Cet élément est d’autant plus problématique que 38% des utilisateurs du réseau social ont entre 13 et 17 ans et "n’ont pas forcément les capacités pour différencier ce qui est vrai de ce qui ne l’est pas", ajoute Chine Labbé. De son côté, Olivier Ertzscheid affirme que TikTok est l’aboutissement d’une vision des réseaux sociaux beaucoup plus ancienne. "Dans l’interface de TikTok, on gomme l’ensemble des référents contextuels pour que les utilisateurs puissent s’affranchir de tout marqueur spatio-temporel. Tous ces contenus ont donc du sens, peu importe le moment du visionnage", décrit le chercheur.

Au final, certaines de ces fake news se trouvent être particulièrement réalistes et peu détectables.
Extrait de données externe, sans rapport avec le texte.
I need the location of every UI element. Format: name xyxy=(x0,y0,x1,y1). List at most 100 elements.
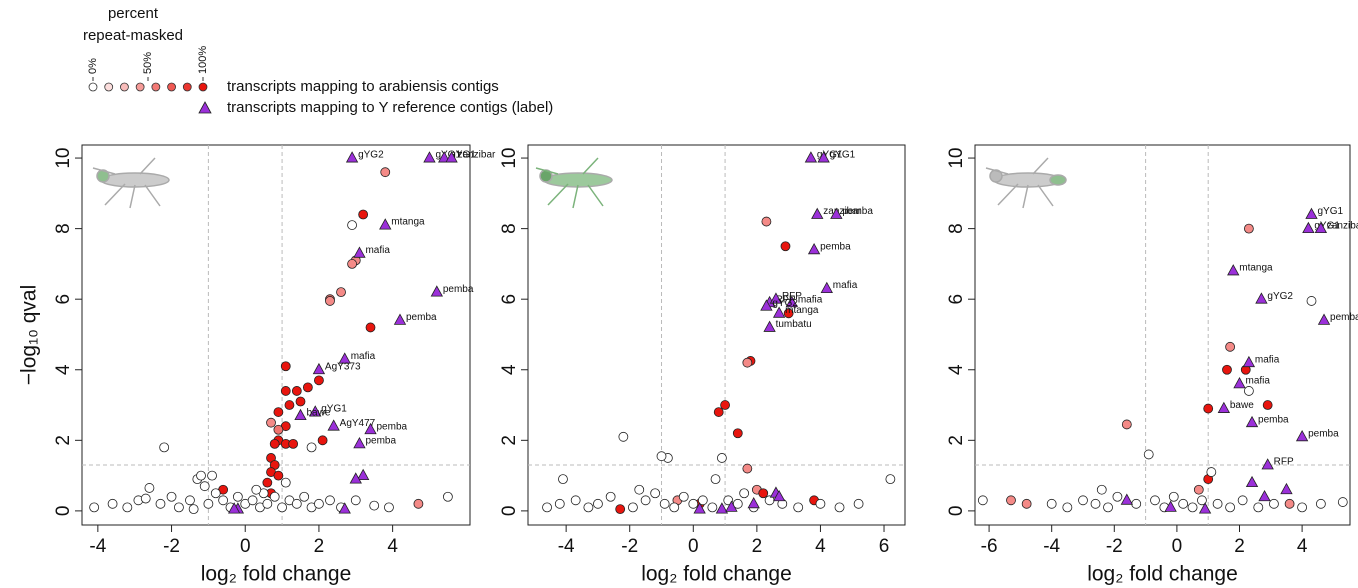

Elles sont largement partagées par les utilisateurs, ce qui pousse l'algorithme à le mettre en avant. Le cercle est vicieux : "C'est un effet mécanique et circulaire", explique Olivier Ertzscheid. Le mode de gestion de la plateforme et la modération des contenus reste encore aujourd'hui particulièrement opaque. "L'intérêt géopolitique fort de la guerre en Ukraine se retrouve dans la gouvernance du réseau social", ajoute-t-il. En effet, TikTok est géré par l'entreprise chinoise ByteDance. Au regard de la proximité entre Pékin et Moscou dans ce conflit (Xi Jinping n'a pas condamné l'invasion russe), "on est obligé de se poser la question d'une possible influence russe."